My former website, bradrick.com, is no longer available.

Monday, October 24, 2011

A Real Faux Pulp Magazine Cover!

If you have been paying attention, you already know how fond I am of pulp fiction cover art.  So when I saw a chance to do one as an invitation for an annual chili party that my wife and I throw, I couldn't resist. 

For an authentic look, there are a number of known parameters.  I will comment on these as we come to them.  First, on your illustration you leave the top quarter of the page clear of any important detail, and also preferably very dark, because that is where you know the magazine title and other publishing information will go.  Seeing original pulp cover paintings is sometimes startling because without the masthead logo they look out of balance, but of course they were not meant to ever be seen in this way.  And if you design your composition without bearing this typographic component in mind, you will come to grief.

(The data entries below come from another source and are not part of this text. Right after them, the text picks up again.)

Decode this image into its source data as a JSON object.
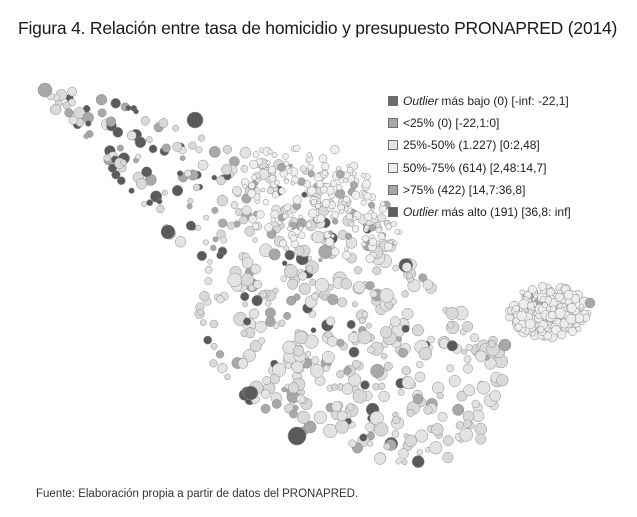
{
  "title": "Figura 4. Relación entre tasa de homicidio y presupuesto PRONAPRED (2014)",
  "legend": [
    {
      "prefix": "Outlier",
      "label": "más bajo (0) [-inf: -22,1]",
      "color": "#6b6b6b"
    },
    {
      "prefix": "",
      "label": "<25% (0) [-22,1:0]",
      "color": "#a9a9a9"
    },
    {
      "prefix": "",
      "label": "25%-50% (1.227) [0:2,48]",
      "color": "#e6e6e6"
    },
    {
      "prefix": "",
      "label": "50%-75% (614) [2,48:14,7]",
      "color": "#efefef"
    },
    {
      "prefix": "",
      "label": ">75% (422) [14,7:36,8]",
      "color": "#a6a6a6"
    },
    {
      "prefix": "Outlier",
      "label": "más alto (191) [36,8: inf]",
      "color": "#5e5e5e"
    }
  ],
  "category_colors": {
    "lower_outlier": "#6b6b6b",
    "q1": "#a9a9a9",
    "q2": "#e3e3e3",
    "q3": "#d9d9d9",
    "q4": "#a8a8a8",
    "upper_outlier": "#5a5a5a"
  },
  "source": "Fuente: Elaboración propia a partir de datos del PRONAPRED."
}
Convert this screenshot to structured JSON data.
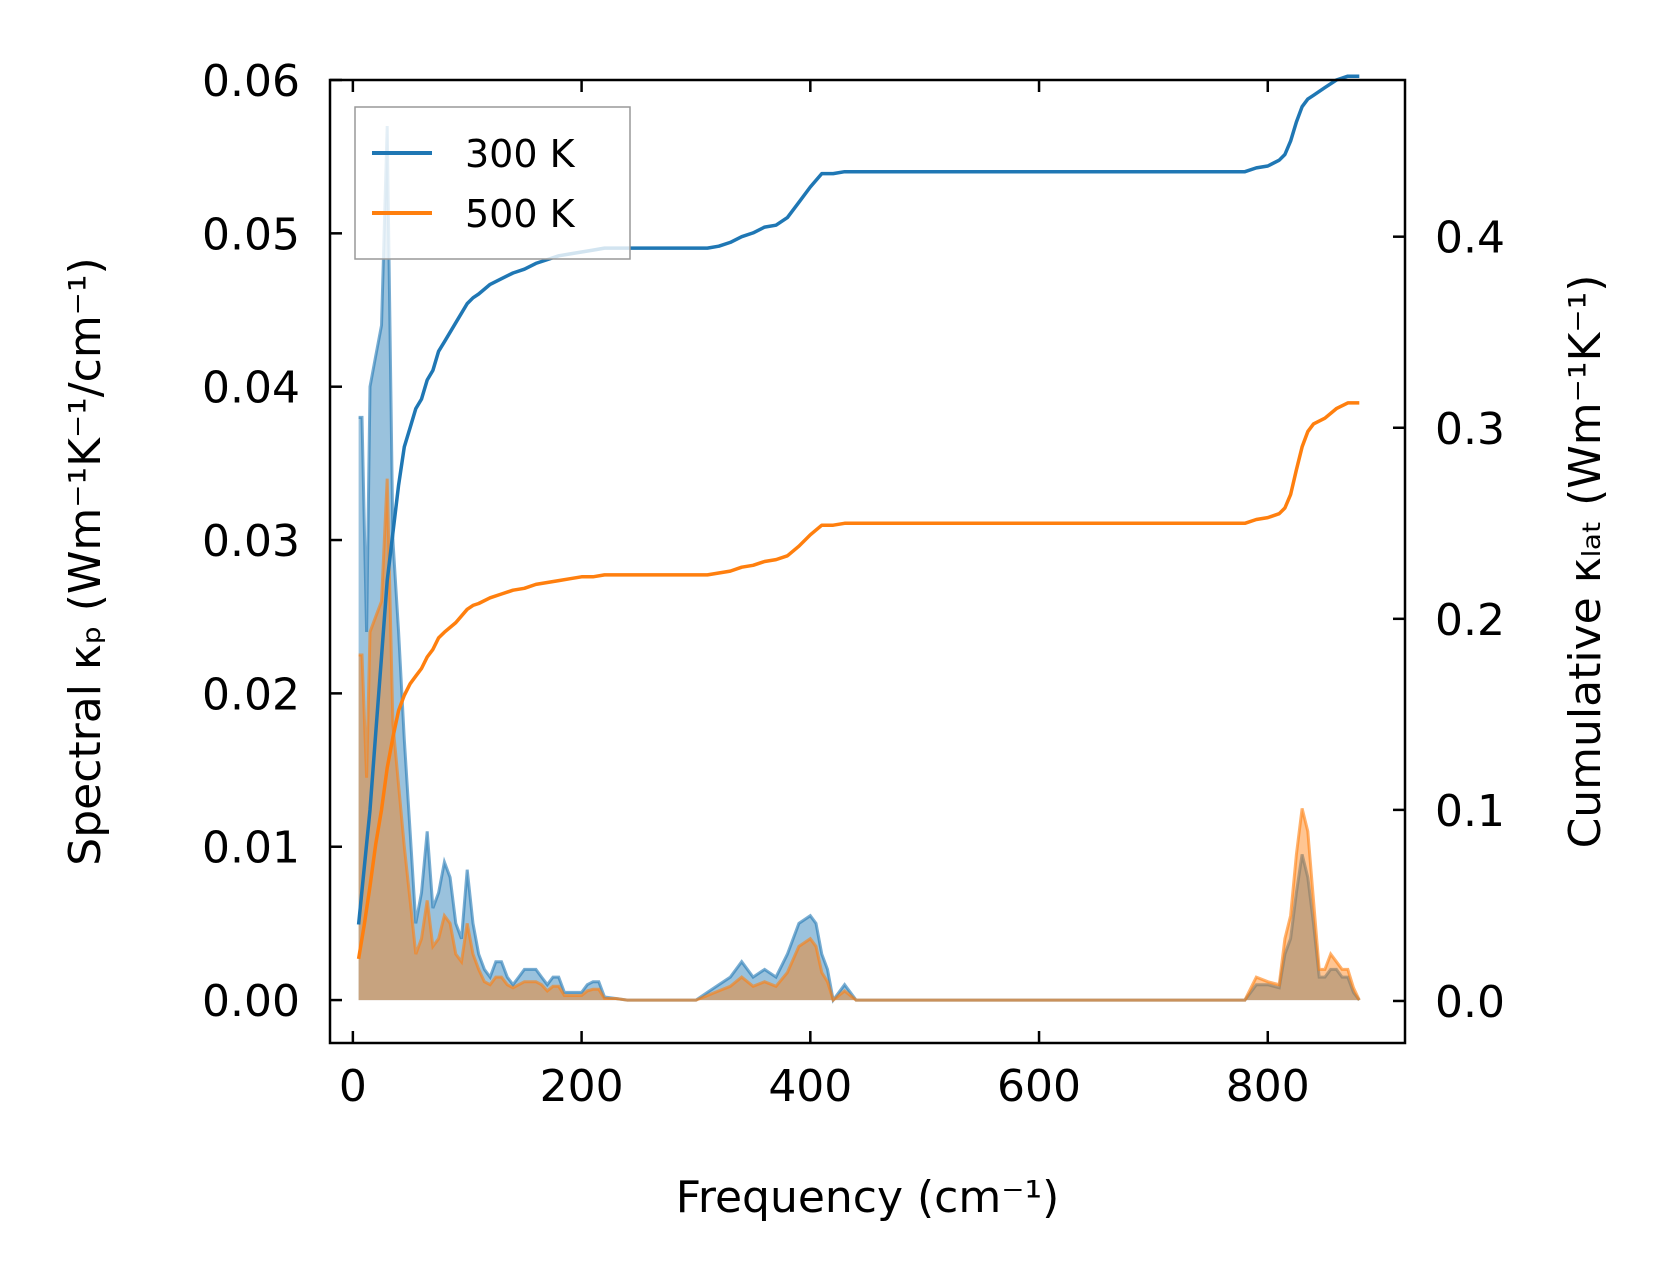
{
  "chart_data": {
    "type": "line",
    "xlabel": "Frequency (cm⁻¹)",
    "ylabel_left": "Spectral κₚ (Wm⁻¹K⁻¹/cm⁻¹)",
    "ylabel_right": "Cumulative κₗₐₜ (Wm⁻¹K⁻¹)",
    "xlim": [
      -20,
      920
    ],
    "ylim_left": [
      -0.0028,
      0.06
    ],
    "ylim_right": [
      -0.022,
      0.482
    ],
    "xticks": [
      0,
      200,
      400,
      600,
      800
    ],
    "xtick_labels": [
      "0",
      "200",
      "400",
      "600",
      "800"
    ],
    "yticks_left": [
      0.0,
      0.01,
      0.02,
      0.03,
      0.04,
      0.05,
      0.06
    ],
    "ytick_labels_left": [
      "0.00",
      "0.01",
      "0.02",
      "0.03",
      "0.04",
      "0.05",
      "0.06"
    ],
    "yticks_right": [
      0.0,
      0.1,
      0.2,
      0.3,
      0.4
    ],
    "ytick_labels_right": [
      "0.0",
      "0.1",
      "0.2",
      "0.3",
      "0.4"
    ],
    "legend": {
      "position": "top-left",
      "entries": [
        "300 K",
        "500 K"
      ]
    },
    "grid": false,
    "colors": {
      "s300": "#1f77b4",
      "s500": "#ff7f0e"
    },
    "spectral": [
      {
        "name": "300 K",
        "x": [
          5,
          8,
          12,
          15,
          20,
          25,
          30,
          35,
          40,
          45,
          50,
          55,
          60,
          65,
          70,
          75,
          80,
          85,
          90,
          95,
          100,
          105,
          110,
          115,
          120,
          125,
          130,
          135,
          140,
          145,
          150,
          155,
          160,
          165,
          170,
          175,
          180,
          185,
          190,
          195,
          200,
          205,
          210,
          215,
          220,
          230,
          240,
          260,
          280,
          300,
          310,
          320,
          330,
          340,
          350,
          360,
          370,
          380,
          390,
          400,
          405,
          410,
          415,
          420,
          425,
          430,
          440,
          500,
          600,
          700,
          780,
          790,
          800,
          810,
          815,
          820,
          825,
          830,
          835,
          840,
          845,
          850,
          855,
          860,
          865,
          870,
          875,
          880
        ],
        "y": [
          0.038,
          0.038,
          0.024,
          0.04,
          0.042,
          0.044,
          0.057,
          0.03,
          0.024,
          0.017,
          0.011,
          0.005,
          0.007,
          0.011,
          0.006,
          0.007,
          0.009,
          0.008,
          0.005,
          0.004,
          0.0085,
          0.005,
          0.003,
          0.002,
          0.0015,
          0.0025,
          0.0025,
          0.0015,
          0.001,
          0.0015,
          0.002,
          0.002,
          0.002,
          0.0015,
          0.001,
          0.0015,
          0.0015,
          0.0005,
          0.0005,
          0.0005,
          0.0005,
          0.001,
          0.0012,
          0.0012,
          0.0002,
          0.0001,
          0.0,
          0.0,
          0.0,
          0.0,
          0.0005,
          0.001,
          0.0015,
          0.0025,
          0.0015,
          0.002,
          0.0015,
          0.003,
          0.005,
          0.0055,
          0.005,
          0.003,
          0.002,
          0.0,
          0.0005,
          0.001,
          0.0,
          0.0,
          0.0,
          0.0,
          0.0,
          0.001,
          0.001,
          0.0008,
          0.003,
          0.004,
          0.007,
          0.0095,
          0.008,
          0.005,
          0.0015,
          0.0015,
          0.002,
          0.002,
          0.0015,
          0.0015,
          0.0005,
          0.0
        ]
      },
      {
        "name": "500 K",
        "x": [
          5,
          8,
          12,
          15,
          20,
          25,
          30,
          35,
          40,
          45,
          50,
          55,
          60,
          65,
          70,
          75,
          80,
          85,
          90,
          95,
          100,
          105,
          110,
          115,
          120,
          125,
          130,
          135,
          140,
          145,
          150,
          155,
          160,
          165,
          170,
          175,
          180,
          185,
          190,
          195,
          200,
          205,
          210,
          215,
          220,
          230,
          240,
          260,
          280,
          300,
          310,
          320,
          330,
          340,
          350,
          360,
          370,
          380,
          390,
          400,
          405,
          410,
          415,
          420,
          425,
          430,
          440,
          500,
          600,
          700,
          780,
          790,
          800,
          810,
          815,
          820,
          825,
          830,
          835,
          840,
          845,
          850,
          855,
          860,
          865,
          870,
          875,
          880
        ],
        "y": [
          0.0225,
          0.0225,
          0.0145,
          0.024,
          0.025,
          0.026,
          0.034,
          0.018,
          0.014,
          0.01,
          0.0065,
          0.003,
          0.004,
          0.0065,
          0.0035,
          0.004,
          0.0055,
          0.005,
          0.003,
          0.0025,
          0.005,
          0.003,
          0.002,
          0.0012,
          0.001,
          0.0015,
          0.0015,
          0.001,
          0.0008,
          0.001,
          0.0012,
          0.0012,
          0.0012,
          0.001,
          0.0006,
          0.0009,
          0.0009,
          0.0003,
          0.0003,
          0.0003,
          0.0003,
          0.0006,
          0.0007,
          0.0007,
          0.0001,
          0.0001,
          0.0,
          0.0,
          0.0,
          0.0,
          0.0003,
          0.0006,
          0.0009,
          0.0015,
          0.0009,
          0.0012,
          0.0009,
          0.0018,
          0.0035,
          0.004,
          0.0035,
          0.0018,
          0.0012,
          0.0,
          0.0003,
          0.0006,
          0.0,
          0.0,
          0.0,
          0.0,
          0.0,
          0.0015,
          0.0012,
          0.001,
          0.004,
          0.0055,
          0.0095,
          0.0125,
          0.011,
          0.0065,
          0.002,
          0.002,
          0.003,
          0.0025,
          0.002,
          0.002,
          0.0008,
          0.0
        ]
      }
    ],
    "cumulative": [
      {
        "name": "300 K",
        "x": [
          5,
          10,
          15,
          20,
          25,
          30,
          35,
          40,
          45,
          50,
          55,
          60,
          65,
          70,
          75,
          80,
          90,
          100,
          105,
          110,
          120,
          130,
          140,
          150,
          160,
          170,
          180,
          190,
          200,
          210,
          220,
          250,
          300,
          310,
          320,
          330,
          340,
          350,
          360,
          370,
          380,
          390,
          400,
          410,
          420,
          430,
          500,
          600,
          700,
          780,
          790,
          800,
          810,
          815,
          820,
          825,
          830,
          835,
          840,
          850,
          860,
          870,
          880
        ],
        "y": [
          0.04,
          0.07,
          0.1,
          0.14,
          0.18,
          0.22,
          0.245,
          0.27,
          0.29,
          0.3,
          0.31,
          0.315,
          0.325,
          0.33,
          0.34,
          0.345,
          0.355,
          0.365,
          0.368,
          0.37,
          0.375,
          0.378,
          0.381,
          0.383,
          0.386,
          0.388,
          0.39,
          0.391,
          0.392,
          0.393,
          0.394,
          0.394,
          0.394,
          0.394,
          0.395,
          0.397,
          0.4,
          0.402,
          0.405,
          0.406,
          0.41,
          0.418,
          0.426,
          0.433,
          0.433,
          0.434,
          0.434,
          0.434,
          0.434,
          0.434,
          0.436,
          0.437,
          0.44,
          0.443,
          0.45,
          0.46,
          0.468,
          0.472,
          0.474,
          0.478,
          0.482,
          0.484,
          0.484
        ]
      },
      {
        "name": "500 K",
        "x": [
          5,
          10,
          15,
          20,
          25,
          30,
          35,
          40,
          45,
          50,
          55,
          60,
          65,
          70,
          75,
          80,
          90,
          100,
          105,
          110,
          120,
          130,
          140,
          150,
          160,
          170,
          180,
          190,
          200,
          210,
          220,
          250,
          300,
          310,
          320,
          330,
          340,
          350,
          360,
          370,
          380,
          390,
          400,
          410,
          420,
          430,
          500,
          600,
          700,
          780,
          790,
          800,
          810,
          815,
          820,
          825,
          830,
          835,
          840,
          850,
          860,
          870,
          880
        ],
        "y": [
          0.022,
          0.04,
          0.06,
          0.082,
          0.1,
          0.122,
          0.138,
          0.152,
          0.16,
          0.166,
          0.17,
          0.174,
          0.18,
          0.184,
          0.19,
          0.193,
          0.198,
          0.205,
          0.207,
          0.208,
          0.211,
          0.213,
          0.215,
          0.216,
          0.218,
          0.219,
          0.22,
          0.221,
          0.222,
          0.222,
          0.223,
          0.223,
          0.223,
          0.223,
          0.224,
          0.225,
          0.227,
          0.228,
          0.23,
          0.231,
          0.233,
          0.238,
          0.244,
          0.249,
          0.249,
          0.25,
          0.25,
          0.25,
          0.25,
          0.25,
          0.252,
          0.253,
          0.255,
          0.258,
          0.265,
          0.278,
          0.29,
          0.298,
          0.302,
          0.305,
          0.31,
          0.313,
          0.313
        ]
      }
    ]
  }
}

For inspiration I referred to the very fine book Pulp Culture: the Art of Fiction Magazines, by Frank M. Robinson and Lawrence Davidson.   The internet also offers a number of good dedicated websites with hundreds of cover scans among them.

I thought it would be fun to show a cult of people fatally enslaved to the chili I make, so my cover ostensibly illustrates a story called "Slaves of the Cauldron."  Chains, people in hooded robes, a cavernous stone chamber, the cliché of the sinister green hand, and a look of mad ecstasy on the face of the man receiving his chili.

Here is the first rough sketch:
 

This includes a blocking in of the title logo, Chili Detective Magazine, (in faint blue line) and also a blocking of the mock story titles that always have to be included, because I want the final illustration to have the look of a cover as it might actually appear on a newsstand.

And since I will be having this printed by a copy service on standard letter size paper, I proportion it to just fit inside the printable area, with the idea of hand trimming the white border off with a paper cutter, giving the result its appropriate full-bleed effect. [That is, the printing would extend clear to the cut edge of the paper.]

To further prove the composition, now in Photoshop I paint in the full value range in black and white.
This step can be quite helpful for anyone tending to be timid about high contrast.  Also, going straight into color, one can fail to realize that two vividly contrasting colors juxtaposed with one another might still be very close in value. You put black where there is no light and bright highlights wherever that is appropriate, plus a good range of grays inbetween.

There is no need to get overly detailed at this stage, however.

Next, I add some color on a new layer to establish my palette, and I lay in placeholders for most of the typographic elements:

This typography was done in Photoshop, but the final will be done in Illustrator, where I have greater control and more options for effects.